4. The system of claim 1, wherein the source control unit determines a power output to the microgrid and a power threshold for each of the one or more load power management units.

5. The system of claim 4, wherein the source control unit allocates the power to the one or more load power management units based at least on the power threshold and sheds load at each of the one or more load power management units based at least on the power threshold.

6. The system of claim 2, wherein the source converter modifies power input to or output from the energy storage device to a predetermined level prior to the power being provided to the one or more load power management units.

7. The system of claim 2, wherein the charge controller charges the energy storage device of the power source.

8. The system of claim 1, wherein the load converter converts the power received from the first source power management unit to one or more different voltage levels based at least on one or more external loads coupled to the respective load power management unit.

9. The system of claim 1, wherein the load control unit receives load commands from the source control unit through the bi-directional communication system and modifies a power value output to one or more external loads coupled to the respective load power management unit.

10. The system of claim 1, further comprising a second source power management unit coupled to the first source power management unit and the one or more load power management units through the bi-directional communication system, wherein the second source power management unit comprising:

a second source control unit;

a second source communication unit;

a second charger converter, and

a second source converter.

11. The system of claim 10, wherein the second source control unit receives current and voltage information from the second power management unit through the source communication unit.

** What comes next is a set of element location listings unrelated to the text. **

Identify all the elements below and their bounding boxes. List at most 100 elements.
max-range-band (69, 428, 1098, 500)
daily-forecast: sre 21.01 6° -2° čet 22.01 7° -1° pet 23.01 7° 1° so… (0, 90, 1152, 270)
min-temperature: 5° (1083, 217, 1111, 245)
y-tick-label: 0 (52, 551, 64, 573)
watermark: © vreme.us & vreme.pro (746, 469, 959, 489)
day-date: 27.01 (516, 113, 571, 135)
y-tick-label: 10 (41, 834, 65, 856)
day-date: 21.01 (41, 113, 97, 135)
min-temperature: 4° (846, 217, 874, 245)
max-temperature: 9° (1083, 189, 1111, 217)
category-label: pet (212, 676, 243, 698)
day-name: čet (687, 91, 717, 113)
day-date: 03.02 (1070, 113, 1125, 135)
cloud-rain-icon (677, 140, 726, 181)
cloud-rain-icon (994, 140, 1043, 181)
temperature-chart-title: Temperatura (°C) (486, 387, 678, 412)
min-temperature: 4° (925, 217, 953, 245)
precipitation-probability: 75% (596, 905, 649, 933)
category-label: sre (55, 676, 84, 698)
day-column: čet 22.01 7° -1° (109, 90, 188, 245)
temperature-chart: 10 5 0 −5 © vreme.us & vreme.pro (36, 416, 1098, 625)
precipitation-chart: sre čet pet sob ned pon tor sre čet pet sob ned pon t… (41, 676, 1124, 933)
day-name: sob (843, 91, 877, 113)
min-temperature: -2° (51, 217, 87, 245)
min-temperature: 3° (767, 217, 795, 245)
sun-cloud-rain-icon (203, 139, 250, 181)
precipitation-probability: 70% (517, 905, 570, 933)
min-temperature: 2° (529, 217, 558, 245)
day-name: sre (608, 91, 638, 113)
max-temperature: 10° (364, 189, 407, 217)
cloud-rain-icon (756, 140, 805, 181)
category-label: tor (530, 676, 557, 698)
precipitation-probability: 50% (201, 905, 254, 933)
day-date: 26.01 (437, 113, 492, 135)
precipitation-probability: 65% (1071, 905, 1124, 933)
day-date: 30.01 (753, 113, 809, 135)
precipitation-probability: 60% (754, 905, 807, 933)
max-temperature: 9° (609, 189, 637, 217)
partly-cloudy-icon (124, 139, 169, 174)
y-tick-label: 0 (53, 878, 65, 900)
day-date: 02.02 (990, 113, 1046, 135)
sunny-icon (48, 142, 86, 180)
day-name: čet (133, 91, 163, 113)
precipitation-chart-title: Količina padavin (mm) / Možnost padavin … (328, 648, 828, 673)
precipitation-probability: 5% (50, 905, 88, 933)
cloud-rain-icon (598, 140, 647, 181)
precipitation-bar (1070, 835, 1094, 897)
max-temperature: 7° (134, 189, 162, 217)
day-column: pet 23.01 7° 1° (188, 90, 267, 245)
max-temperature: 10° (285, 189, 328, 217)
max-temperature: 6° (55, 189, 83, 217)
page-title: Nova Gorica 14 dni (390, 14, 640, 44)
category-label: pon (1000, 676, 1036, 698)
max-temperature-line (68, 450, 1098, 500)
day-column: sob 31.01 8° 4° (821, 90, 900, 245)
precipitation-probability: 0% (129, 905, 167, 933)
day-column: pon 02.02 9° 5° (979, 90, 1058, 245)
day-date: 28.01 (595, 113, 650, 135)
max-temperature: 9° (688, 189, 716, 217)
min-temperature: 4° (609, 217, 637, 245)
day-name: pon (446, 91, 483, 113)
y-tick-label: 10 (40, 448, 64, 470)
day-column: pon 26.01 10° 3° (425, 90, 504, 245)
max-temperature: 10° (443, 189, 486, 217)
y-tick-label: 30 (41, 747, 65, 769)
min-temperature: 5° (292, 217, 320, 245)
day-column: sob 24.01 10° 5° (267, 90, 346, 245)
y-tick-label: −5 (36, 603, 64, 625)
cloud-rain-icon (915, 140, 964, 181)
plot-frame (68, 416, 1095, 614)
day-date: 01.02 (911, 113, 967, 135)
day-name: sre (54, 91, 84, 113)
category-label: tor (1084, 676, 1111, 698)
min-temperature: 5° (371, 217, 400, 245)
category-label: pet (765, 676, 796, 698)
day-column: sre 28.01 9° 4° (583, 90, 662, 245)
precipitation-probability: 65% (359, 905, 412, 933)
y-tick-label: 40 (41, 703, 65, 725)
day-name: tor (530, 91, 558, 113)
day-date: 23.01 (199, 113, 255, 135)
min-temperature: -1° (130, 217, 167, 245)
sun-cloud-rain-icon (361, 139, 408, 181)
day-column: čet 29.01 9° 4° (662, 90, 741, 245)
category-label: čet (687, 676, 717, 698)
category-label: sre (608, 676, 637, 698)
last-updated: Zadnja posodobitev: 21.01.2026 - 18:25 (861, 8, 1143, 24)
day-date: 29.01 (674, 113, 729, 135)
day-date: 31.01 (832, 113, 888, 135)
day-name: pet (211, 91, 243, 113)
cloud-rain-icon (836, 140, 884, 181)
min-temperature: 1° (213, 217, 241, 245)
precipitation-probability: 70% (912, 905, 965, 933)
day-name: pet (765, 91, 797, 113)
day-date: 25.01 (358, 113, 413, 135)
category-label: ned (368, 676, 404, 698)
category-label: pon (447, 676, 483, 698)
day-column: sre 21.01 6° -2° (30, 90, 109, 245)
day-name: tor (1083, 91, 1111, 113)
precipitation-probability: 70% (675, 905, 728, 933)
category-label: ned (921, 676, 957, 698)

12. The system of claim 1, further comprising a remote monitoring unit coupled to the first source power management unit to remotely monitor the microgrid and communicate load commands to the source control unit.

13. A method for controlling load for a microgrid, the method comprising:

identifying total power generated for the microgrid by a power source;

determining a load estimate at a source unit for one or more load units in the microgrid based at least on power characteristics of the one or more load units;

generating a schedule for power to be allocated to the one or more load units in the microgrid based on the generated total load and load estimates for the one or more load units in the microgrid; and

allocating power to the one or more load units based at least on the schedule.

14. The method of claim 13, further comprising determining the power characteristics for each of the one or more load units, wherein the power characteristics of the one or more load units includes at least one of historical data, external loads coupled to the one or more load units and environmental conditions proximate to the one or more load units.

15. The method of claim 13, further comprising updating the power characteristics of each of the one or more units using the historical data.

16. The method of claim 13, further comprising transmitting a load consumed value by each of the one or more load units to the source unit through a bi-directional communication system between the one or more load units and the source unit.

17. The method of claim 13, further comprising determining a load usage rate for each of the one or more load units.

18. The method of claim 13, further comprising:

generating a first load command by the source unit for each of the one or more load units; and

generating a second load command by a respective load unit of one of the one or more load units for one or more external loads coupled to the respective load unit, wherein the second load command is based on the first load command and properties of the one or more external loads coupled to the respective load unit.

19. The method of claim 13, further comprising instructing at least one of the one or more load units to shed load based on the schedule or to maintain a current load value.